The visits of Marcus Garvey also tied black westerners to the UNIA. Local UNIA leaders made elaborate arrangements for Garvey and his wife, Amy Jacques Garvey, to visit the west between 1920 and 1922. During one tour of Los Angeles in June 1922 Mayor George Cryer’s representative introduced Garvey, in an attempt to appeal to a growing black constituency in that city. It is estimated that 10,000 people came to see Garvey’s speech. According to historian Emery Tolbert, that total Garvey spoke to smaller if no less enthusiastic crowds in Oakland, Seattle and other western cities, as well as on that tour. Despite such a vigorous showing of Garveyism in Los Angeles, disagreements with the national office over financial disclosure and the management of the Black Star Line led to a splintering of the Los Angeles UNIA long before Garvey’s deportation.
Going to Liberty Hall was a family affair for African Americans in the West. At regular Sunday meetings, “Garvey children,” as they were called, received instruction in black history and literature. Playing with dolls and illustrated books depicting black heroes, black angels, and black soldiers, these African American children were encouraged to think of themselves as intelligent, capable, and promising members of the community. As they grew older, young African Americans could join the African Legion for men or the UNIA Motor Corps for women. Each of these auxiliary groups put men and women in uniform and prepared them for military involvement in the ultimate liberation of Africa or local resistance against the Ku Klux Klan (KKK).
Black Cross nurses, another UNIA women’s group, provided basic medical training and health care to community members. Although UNIA men were most often in leadership positions, the Garvey philosophy enabled Association women to link their church and community activism, including consumer cooperatives, with a growing national and international movement.

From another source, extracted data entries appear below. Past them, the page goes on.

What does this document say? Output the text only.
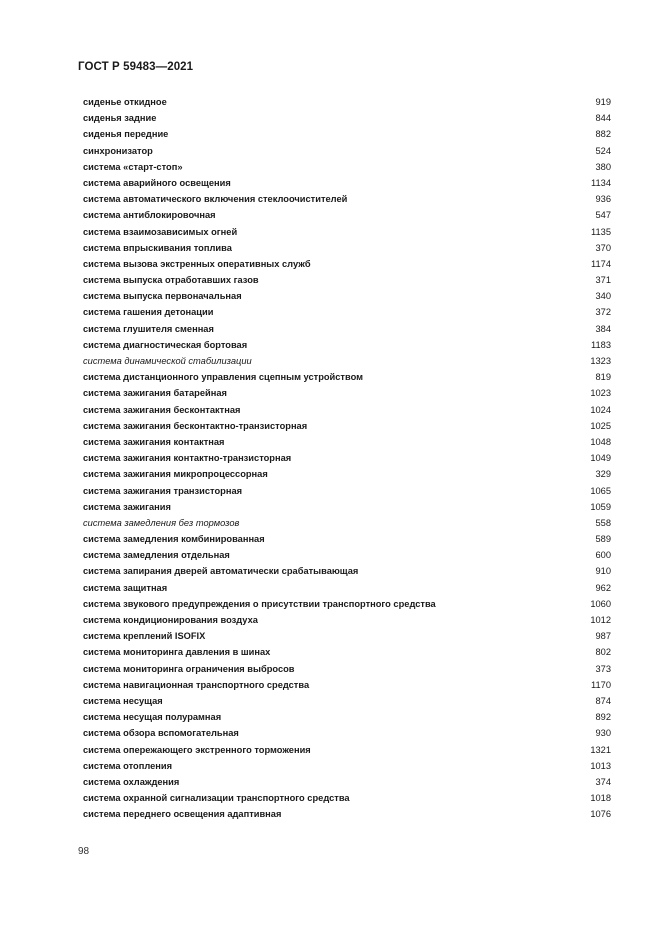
ГОСТ Р 59483—2021
сиденье откидное	919
сиденья задние	844
сиденья передние	882
синхронизатор	524
система «старт-стоп»	380
система аварийного освещения	1134
система автоматического включения стеклоочистителей	936
система антиблокировочная	547
система взаимозависимых огней	1135
система впрыскивания топлива	370
система вызова экстренных оперативных служб	1174
система выпуска отработавших газов	371
система выпуска первоначальная	340
система гашения детонации	372
система глушителя сменная	384
система диагностическая бортовая	1183
система динамической стабилизации	1323
система дистанционного управления сцепным устройством	819
система зажигания батарейная	1023
система зажигания бесконтактная	1024
система зажигания бесконтактно-транзисторная	1025
система зажигания контактная	1048
система зажигания контактно-транзисторная	1049
система зажигания микропроцессорная	329
система зажигания транзисторная	1065
система зажигания	1059
система замедления без тормозов	558
система замедления комбинированная	589
система замедления отдельная	600
система запирания дверей автоматически срабатывающая	910
система защитная	962
система звукового предупреждения о присутствии транспортного средства	1060
система кондиционирования воздуха	1012
система креплений ISOFIX	987
система мониторинга давления в шинах	802
система мониторинга ограничения выбросов	373
система навигационная транспортного средства	1170
система несущая	874
система несущая полурамная	892
система обзора вспомогательная	930
система опережающего экстренного торможения	1321
система отопления	1013
система охлаждения	374
система охранной сигнализации транспортного средства	1018
система переднего освещения адаптивная	1076
98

Liberty Halls throughout the west remained one of the most lasting physical legacies of Garveyism even after Garvey was gone.
As Garveyism waned in the late 1920s many organizing techniques of the UNIA, such as mass meetings and rallies, assisted black workers’ direct action against white union racism. The Brotherhood of Sleeping Car Porters (BSCP) emerged as the strongest black labor union in the west, and attracted many Garveyites. Despite friction between Marcus Garvey and A. Philip Randolph, the President of the national BSCP union, local labor-UNIA coalitions propelled black workers in Oakland, San Francisco, Seattle, Los Angeles and other cities into a mass movement demanding labor rights and civil rights.
When Marcus Garvey was deported to Jamaica in 1927, class and other fractures erupted in UNIA divisions in the west, as well as throughout the country. While some divisions remained loyal to Garvey and the original UNIA, others pushed for a more mainstream approach and greater alliance with other civil rights organizations, such as the NAACP. Some divisions split in two, as happened in Oakland and Seattle, while others held together for another decade. Garveyism in the American West faded rapidly during the Great Depression but it had laid the foundation for future generations to pursue racial pride, economic self-sufficiency, and international solidarity in years to come.